Professor Chris Griffiths of Queen Mary University in London, one of the study’s researchers, said: “We are raising a generation of children reaching adulthood with stunted lung capacity. This reflects a car industry that has deceived the consumer and central government which continues to fail to act decisively to ensure towns and cities cut traffic.”
The five-year study observed children aged between eight and nine from 28 schools which were not named.
The children were given yearly winter health checks from 2009 to 2014, which included measuring the size and function of their lungs. The results did show small improvement in nitrogen dioxide and nitrogen oxide levels, but no improvements in PM10 levels.
While the children’s level of nitrogen dioxide decreased at home – from 99 per cent in 2009 to 34 per cent in 2013 – they were still exposed to higher levels when attending school.
Decreasing air pollution has been a high priority for Tower Hamlets. This year the council has provided five recipients with £200,000 in funding to tackle air pollution in the borough.
These projects include St Luke’s Primary School on the Isle of Dogs, which will be installing a green screen of leafy trees around its nursery to absorb the emissions before it reaches the children.

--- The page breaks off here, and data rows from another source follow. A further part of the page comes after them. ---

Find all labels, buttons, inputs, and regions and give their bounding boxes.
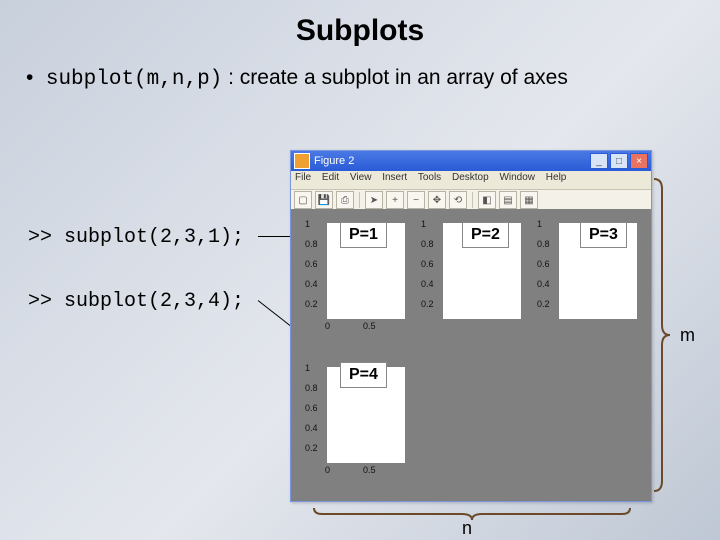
pan-icon[interactable]: ✥: [428, 191, 446, 209]
zoom-in-icon[interactable]: +: [386, 191, 404, 209]
xtick: 0: [325, 321, 330, 331]
ytick: 0.8: [421, 239, 434, 249]
slide-title: Subplots: [0, 0, 720, 48]
ytick: 1: [305, 219, 310, 229]
print-icon[interactable]: ⎙: [336, 191, 354, 209]
xtick: 0: [325, 465, 330, 475]
data-cursor-icon[interactable]: ◧: [478, 191, 496, 209]
ytick: 0.6: [305, 403, 318, 413]
ytick: 0.6: [305, 259, 318, 269]
save-icon[interactable]: 💾: [315, 191, 333, 209]
brace-m: [652, 175, 672, 495]
ytick: 0.4: [305, 423, 318, 433]
ytick: 0.6: [537, 259, 550, 269]
ytick: 0.2: [421, 299, 434, 309]
maximize-button[interactable]: □: [610, 153, 628, 169]
label-p4: P=4: [340, 362, 387, 388]
toolbar-sep: [359, 192, 360, 208]
zoom-out-icon[interactable]: −: [407, 191, 425, 209]
bullet-dot: •: [26, 66, 40, 90]
ytick: 0.4: [421, 279, 434, 289]
ytick: 0.2: [305, 443, 318, 453]
label-p2: P=2: [462, 222, 509, 248]
label-p1: P=1: [340, 222, 387, 248]
colorbar-icon[interactable]: ▤: [499, 191, 517, 209]
ytick: 0.8: [537, 239, 550, 249]
menu-insert[interactable]: Insert: [382, 172, 407, 183]
figure-menubar: File Edit View Insert Tools Desktop Wind…: [291, 171, 651, 190]
ytick: 0.2: [305, 299, 318, 309]
menu-help[interactable]: Help: [546, 172, 567, 183]
figure-titlebar: Figure 2 _ □ ×: [291, 151, 651, 171]
ytick: 0.6: [421, 259, 434, 269]
ytick: 0.8: [305, 239, 318, 249]
ytick: 0.4: [305, 279, 318, 289]
ytick: 0.4: [537, 279, 550, 289]
figure-canvas: 1 0.8 0.6 0.4 0.2 0 0.5 1 0.8 0.6 0.4 0.…: [291, 209, 651, 501]
ytick: 1: [305, 363, 310, 373]
menu-file[interactable]: File: [295, 172, 311, 183]
bullet-text: : create a subplot in an array of axes: [228, 66, 568, 89]
brace-m-label: m: [680, 325, 695, 346]
minimize-button[interactable]: _: [590, 153, 608, 169]
ytick: 1: [537, 219, 542, 229]
code-line-1: >> subplot(2,3,1);: [28, 226, 244, 249]
bullet-line: • subplot(m,n,p) : create a subplot in a…: [26, 66, 720, 91]
ytick: 0.8: [305, 383, 318, 393]
window-buttons: _ □ ×: [590, 153, 648, 169]
rotate-icon[interactable]: ⟲: [449, 191, 467, 209]
ytick: 1: [421, 219, 426, 229]
menu-view[interactable]: View: [350, 172, 372, 183]
figure-window: Figure 2 _ □ × File Edit View Insert Too…: [290, 150, 652, 502]
close-button[interactable]: ×: [630, 153, 648, 169]
menu-desktop[interactable]: Desktop: [452, 172, 489, 183]
new-icon[interactable]: ▢: [294, 191, 312, 209]
menu-edit[interactable]: Edit: [322, 172, 339, 183]
legend-icon[interactable]: ▦: [520, 191, 538, 209]
ytick: 0.2: [537, 299, 550, 309]
matlab-icon: [294, 153, 310, 169]
xtick: 0.5: [363, 465, 376, 475]
label-p3: P=3: [580, 222, 627, 248]
bullet-code: subplot(m,n,p): [46, 68, 222, 91]
brace-n-label: n: [462, 518, 472, 539]
menu-tools[interactable]: Tools: [418, 172, 441, 183]
xtick: 0.5: [363, 321, 376, 331]
menu-window[interactable]: Window: [499, 172, 535, 183]
code-line-2: >> subplot(2,3,4);: [28, 290, 244, 313]
figure-toolbar: ▢ 💾 ⎙ ➤ + − ✥ ⟲ ◧ ▤ ▦: [291, 190, 651, 211]
toolbar-sep: [472, 192, 473, 208]
pointer-icon[interactable]: ➤: [365, 191, 383, 209]
figure-title: Figure 2: [314, 155, 354, 167]
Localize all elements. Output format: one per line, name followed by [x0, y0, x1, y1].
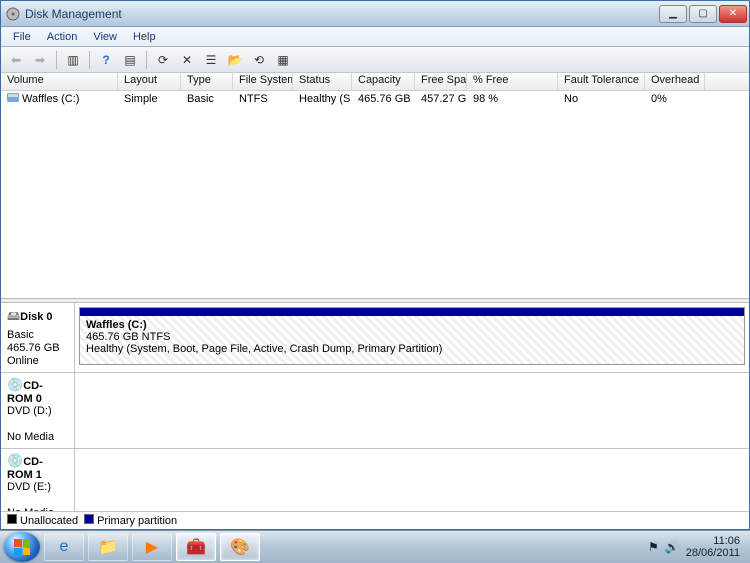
legend-primary: Primary partition	[84, 514, 177, 527]
refresh-icon[interactable]: ⟳	[152, 49, 174, 71]
taskbar-ie[interactable]: e	[44, 533, 84, 561]
window-title: Disk Management	[25, 7, 657, 21]
disk-header: 💿CD-ROM 0 DVD (D:) No Media	[1, 373, 75, 448]
cell-overhead: 0%	[645, 93, 705, 105]
volume-list: Volume Layout Type File System Status Ca…	[1, 73, 749, 298]
maximize-button[interactable]: ▢	[689, 5, 717, 23]
disk-row[interactable]: 💿CD-ROM 0 DVD (D:) No Media	[1, 373, 749, 449]
tray-flag-icon[interactable]: ⚑	[648, 540, 659, 554]
col-pctfree[interactable]: % Free	[467, 73, 558, 90]
volume-list-header: Volume Layout Type File System Status Ca…	[1, 73, 749, 91]
app-icon	[5, 6, 21, 22]
clock[interactable]: 11:06 28/06/2011	[686, 535, 740, 559]
close-button[interactable]: ✕	[719, 5, 747, 23]
hard-disk-icon: 🖴	[7, 308, 20, 323]
partition[interactable]: Waffles (C:) 465.76 GB NTFS Healthy (Sys…	[79, 307, 745, 365]
help-icon[interactable]: ?	[95, 49, 117, 71]
cell-capacity: 465.76 GB	[352, 93, 415, 105]
cell-pct: 98 %	[467, 93, 558, 105]
clock-date: 28/06/2011	[686, 547, 740, 559]
disk-header: 🖴Disk 0 Basic 465.76 GB Online	[1, 303, 75, 372]
legend-unallocated: Unallocated	[7, 514, 78, 527]
cell-fs: NTFS	[233, 93, 293, 105]
properties2-icon[interactable]: ☰	[200, 49, 222, 71]
col-type[interactable]: Type	[181, 73, 233, 90]
windows-logo-icon	[14, 539, 30, 555]
partition-name: Waffles (C:)	[86, 319, 738, 331]
partition-status: Healthy (System, Boot, Page File, Active…	[86, 343, 738, 355]
start-button[interactable]	[4, 532, 40, 562]
col-volume[interactable]: Volume	[1, 73, 118, 90]
taskbar-explorer[interactable]: 📁	[88, 533, 128, 561]
menu-file[interactable]: File	[5, 29, 39, 45]
menu-bar: File Action View Help	[1, 27, 749, 47]
col-free[interactable]: Free Spa...	[415, 73, 467, 90]
clock-time: 11:06	[686, 535, 740, 547]
col-capacity[interactable]: Capacity	[352, 73, 415, 90]
taskbar-app1[interactable]: 🧰	[176, 533, 216, 561]
cd-icon: 💿	[7, 453, 23, 468]
swatch-unallocated-icon	[7, 514, 17, 524]
cell-fault: No	[558, 93, 645, 105]
list-icon[interactable]: ▦	[272, 49, 294, 71]
col-fault[interactable]: Fault Tolerance	[558, 73, 645, 90]
back-button[interactable]: ⬅	[5, 49, 27, 71]
rescan-icon[interactable]: ⟲	[248, 49, 270, 71]
col-status[interactable]: Status	[293, 73, 352, 90]
forward-button[interactable]: ➡	[29, 49, 51, 71]
col-layout[interactable]: Layout	[118, 73, 181, 90]
legend: Unallocated Primary partition	[1, 511, 749, 529]
disk-row[interactable]: 🖴Disk 0 Basic 465.76 GB Online Waffles (…	[1, 303, 749, 373]
cell-volume: Waffles (C:)	[1, 93, 118, 105]
col-filesystem[interactable]: File System	[233, 73, 293, 90]
taskbar: e 📁 ▶ 🧰 🎨 ⚑ 🔊 11:06 28/06/2011	[0, 530, 750, 563]
col-overhead[interactable]: Overhead	[645, 73, 705, 90]
minimize-button[interactable]: ▁	[659, 5, 687, 23]
tray-volume-icon[interactable]: 🔊	[665, 540, 680, 554]
taskbar-media[interactable]: ▶	[132, 533, 172, 561]
cell-type: Basic	[181, 93, 233, 105]
system-tray: ⚑ 🔊 11:06 28/06/2011	[648, 535, 746, 559]
cd-icon: 💿	[7, 377, 23, 392]
taskbar-paint[interactable]: 🎨	[220, 533, 260, 561]
title-bar[interactable]: Disk Management ▁ ▢ ✕	[1, 1, 749, 27]
open-icon[interactable]: 📂	[224, 49, 246, 71]
disk-row[interactable]: 💿CD-ROM 1 DVD (E:) No Media	[1, 449, 749, 511]
menu-help[interactable]: Help	[125, 29, 164, 45]
cell-status: Healthy (S...	[293, 93, 352, 105]
toolbar: ⬅ ➡ ▥ ? ▤ ⟳ ✕ ☰ 📂 ⟲ ▦	[1, 47, 749, 73]
delete-icon[interactable]: ✕	[176, 49, 198, 71]
swatch-primary-icon	[84, 514, 94, 524]
menu-action[interactable]: Action	[39, 29, 86, 45]
disk-header: 💿CD-ROM 1 DVD (E:) No Media	[1, 449, 75, 511]
cell-free: 457.27 GB	[415, 93, 467, 105]
properties-icon[interactable]: ▤	[119, 49, 141, 71]
volume-row[interactable]: Waffles (C:) Simple Basic NTFS Healthy (…	[1, 91, 749, 107]
drive-icon	[7, 93, 19, 102]
cell-layout: Simple	[118, 93, 181, 105]
graphical-view: 🖴Disk 0 Basic 465.76 GB Online Waffles (…	[1, 303, 749, 511]
menu-view[interactable]: View	[85, 29, 125, 45]
partition-info: 465.76 GB NTFS	[86, 331, 738, 343]
disk-management-window: Disk Management ▁ ▢ ✕ File Action View H…	[0, 0, 750, 530]
show-hide-tree-button[interactable]: ▥	[62, 49, 84, 71]
partition-color-bar	[80, 308, 744, 316]
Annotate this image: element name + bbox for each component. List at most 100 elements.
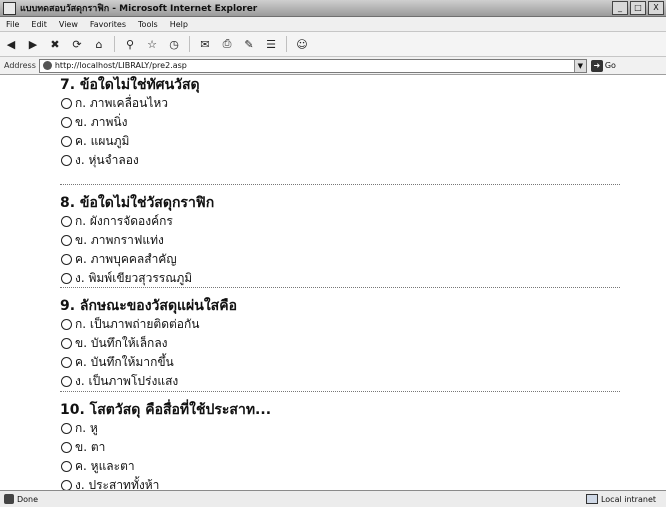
option-label[interactable]: ข. ภาพกราฟแท่ง	[75, 231, 164, 250]
close-button[interactable]: X	[648, 1, 664, 15]
option[interactable]: ก. หู	[60, 419, 620, 438]
address-url[interactable]: http://localhost/LIBRALY/pre2.asp	[55, 61, 187, 70]
option-label[interactable]: ค. บันทึกให้มากขึ้น	[75, 353, 174, 372]
option[interactable]: ค. หูและตา	[60, 457, 620, 476]
intranet-icon	[585, 494, 598, 504]
question-divider	[60, 391, 620, 392]
menu-tools[interactable]: Tools	[132, 20, 164, 29]
page-icon	[42, 61, 52, 70]
radio-button[interactable]	[61, 461, 72, 472]
option-label[interactable]: ข. บันทึกให้เล็กลง	[75, 334, 168, 353]
option[interactable]: ง. พิมพ์เขียวสุวรรณภูมิ	[60, 269, 620, 288]
option-label[interactable]: ง. พิมพ์เขียวสุวรรณภูมิ	[75, 269, 192, 288]
go-button[interactable]: ➜ Go	[590, 59, 616, 72]
favorites-icon[interactable]: ☆	[144, 36, 160, 52]
menu-edit[interactable]: Edit	[25, 20, 53, 29]
radio-button[interactable]	[61, 136, 72, 147]
toolbar: ◀ ▶ ✖ ⟳ ⌂ ⚲ ☆ ◷ ✉ ⎙ ✎ ☰ ☺	[0, 32, 666, 57]
option-label[interactable]: ค. หูและตา	[75, 457, 135, 476]
minimize-button[interactable]: _	[612, 1, 628, 15]
option[interactable]: ง. หุ่นจำลอง	[60, 151, 620, 170]
edit-icon[interactable]: ✎	[241, 36, 257, 52]
option[interactable]: ค. บันทึกให้มากขึ้น	[60, 353, 620, 372]
page-done-icon	[4, 494, 14, 504]
menu-file[interactable]: File	[0, 20, 25, 29]
address-dropdown-icon[interactable]: ▼	[573, 59, 586, 72]
mail-icon[interactable]: ✉	[197, 36, 213, 52]
refresh-icon[interactable]: ⟳	[69, 36, 85, 52]
go-label[interactable]: Go	[605, 61, 616, 70]
maximize-button[interactable]: □	[630, 1, 646, 15]
option[interactable]: ค. ภาพบุคคลสำคัญ	[60, 250, 620, 269]
option[interactable]: ข. ภาพกราฟแท่ง	[60, 231, 620, 250]
security-zone: Local intranet	[585, 494, 656, 504]
browser-window: แบบทดสอบวัสดุกราฟิก - Microsoft Internet…	[0, 0, 666, 507]
option[interactable]: ก. ภาพเคลื่อนไหว	[60, 94, 620, 113]
toolbar-separator	[286, 36, 287, 52]
radio-button[interactable]	[61, 98, 72, 109]
radio-button[interactable]	[61, 235, 72, 246]
option-label[interactable]: ก. หู	[75, 419, 98, 438]
option[interactable]: ง. ประสาททั้งห้า	[60, 476, 620, 490]
menu-help[interactable]: Help	[164, 20, 194, 29]
radio-button[interactable]	[61, 254, 72, 265]
history-icon[interactable]: ◷	[166, 36, 182, 52]
option[interactable]: ง. เป็นภาพโปร่งแสง	[60, 372, 620, 391]
toolbar-separator	[189, 36, 190, 52]
option[interactable]: ข. บันทึกให้เล็กลง	[60, 334, 620, 353]
radio-button[interactable]	[61, 117, 72, 128]
option-label[interactable]: ค. แผนภูมิ	[75, 132, 129, 151]
radio-button[interactable]	[61, 442, 72, 453]
option-label[interactable]: ก. ภาพเคลื่อนไหว	[75, 94, 168, 113]
discuss-icon[interactable]: ☰	[263, 36, 279, 52]
option-label[interactable]: ง. ประสาททั้งห้า	[75, 476, 159, 490]
option[interactable]: ก. ผังการจัดองค์กร	[60, 212, 620, 231]
address-label: Address	[4, 61, 36, 70]
home-icon[interactable]: ⌂	[91, 36, 107, 52]
radio-button[interactable]	[61, 273, 72, 284]
menu-favorites[interactable]: Favorites	[84, 20, 132, 29]
option-label[interactable]: ค. ภาพบุคคลสำคัญ	[75, 250, 177, 269]
radio-button[interactable]	[61, 423, 72, 434]
page-content: 7. ข้อใดไม่ใช่ทัศนวัสดุ ก. ภาพเคลื่อนไหว…	[0, 75, 666, 490]
option-label[interactable]: ก. เป็นภาพถ่ายติดต่อกัน	[75, 315, 199, 334]
radio-button[interactable]	[61, 155, 72, 166]
go-arrow-icon[interactable]: ➜	[590, 59, 603, 72]
radio-button[interactable]	[61, 319, 72, 330]
title-bar: แบบทดสอบวัสดุกราฟิก - Microsoft Internet…	[0, 0, 666, 17]
radio-button[interactable]	[61, 216, 72, 227]
question-title: 8. ข้อใดไม่ใช่วัสดุกราฟิก	[60, 195, 215, 211]
radio-button[interactable]	[61, 480, 72, 490]
radio-button[interactable]	[61, 338, 72, 349]
address-bar: Address http://localhost/LIBRALY/pre2.as…	[0, 57, 666, 75]
option[interactable]: ก. เป็นภาพถ่ายติดต่อกัน	[60, 315, 620, 334]
messenger-icon[interactable]: ☺	[294, 36, 310, 52]
radio-button[interactable]	[61, 376, 72, 387]
question-title: 9. ลักษณะของวัสดุแผ่นใสคือ	[60, 298, 237, 314]
back-icon[interactable]: ◀	[3, 36, 19, 52]
option-label[interactable]: ง. เป็นภาพโปร่งแสง	[75, 372, 178, 391]
print-icon[interactable]: ⎙	[219, 36, 235, 52]
option[interactable]: ข. ภาพนิ่ง	[60, 113, 620, 132]
radio-button[interactable]	[61, 357, 72, 368]
question-9: 9. ลักษณะของวัสดุแผ่นใสคือ ก. เป็นภาพถ่า…	[60, 297, 620, 391]
stop-icon[interactable]: ✖	[47, 36, 63, 52]
option-label[interactable]: ง. หุ่นจำลอง	[75, 151, 139, 170]
question-10: 10. โสตวัสดุ คือสื่อที่ใช้ประสาท... ก. ห…	[60, 401, 620, 490]
search-icon[interactable]: ⚲	[122, 36, 138, 52]
menu-bar: File Edit View Favorites Tools Help	[0, 17, 666, 32]
toolbar-separator	[114, 36, 115, 52]
forward-icon[interactable]: ▶	[25, 36, 41, 52]
option-label[interactable]: ก. ผังการจัดองค์กร	[75, 212, 173, 231]
menu-view[interactable]: View	[53, 20, 84, 29]
question-divider	[60, 287, 620, 288]
zone-label: Local intranet	[600, 494, 656, 504]
address-input[interactable]: http://localhost/LIBRALY/pre2.asp ▼	[38, 58, 587, 73]
window-title: แบบทดสอบวัสดุกราฟิก - Microsoft Internet…	[20, 4, 258, 14]
option-label[interactable]: ข. ภาพนิ่ง	[75, 113, 127, 132]
option[interactable]: ค. แผนภูมิ	[60, 132, 620, 151]
option[interactable]: ข. ตา	[60, 438, 620, 457]
option-label[interactable]: ข. ตา	[75, 438, 105, 457]
window-controls: _ □ X	[612, 1, 664, 15]
question-7: 7. ข้อใดไม่ใช่ทัศนวัสดุ ก. ภาพเคลื่อนไหว…	[60, 76, 620, 170]
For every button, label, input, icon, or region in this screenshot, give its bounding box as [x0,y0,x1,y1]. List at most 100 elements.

Other projects include providing education on reducing air pollution through behaviour, teaching people to build their own bikes, installing electric charging points to support the move away from diesel cleaning vans to environment friendly electric vehicles and planting more absorbing plants and mosses to improve local air quality.
Central London is responding to these high levels of air pollution by introducing a stricter ultra-low emission zone to cover the congestion charge area in 2019.
This change will require vehicles driving in the zone to meet new emissions standards any time during the day and week or pay a charge.
British Lung Foundation chief executive Dr Penny Woods commented on the ultra-low emission zone saying it will “go one step further” than the current measures and will “drastically cut pollution levels in the capital”.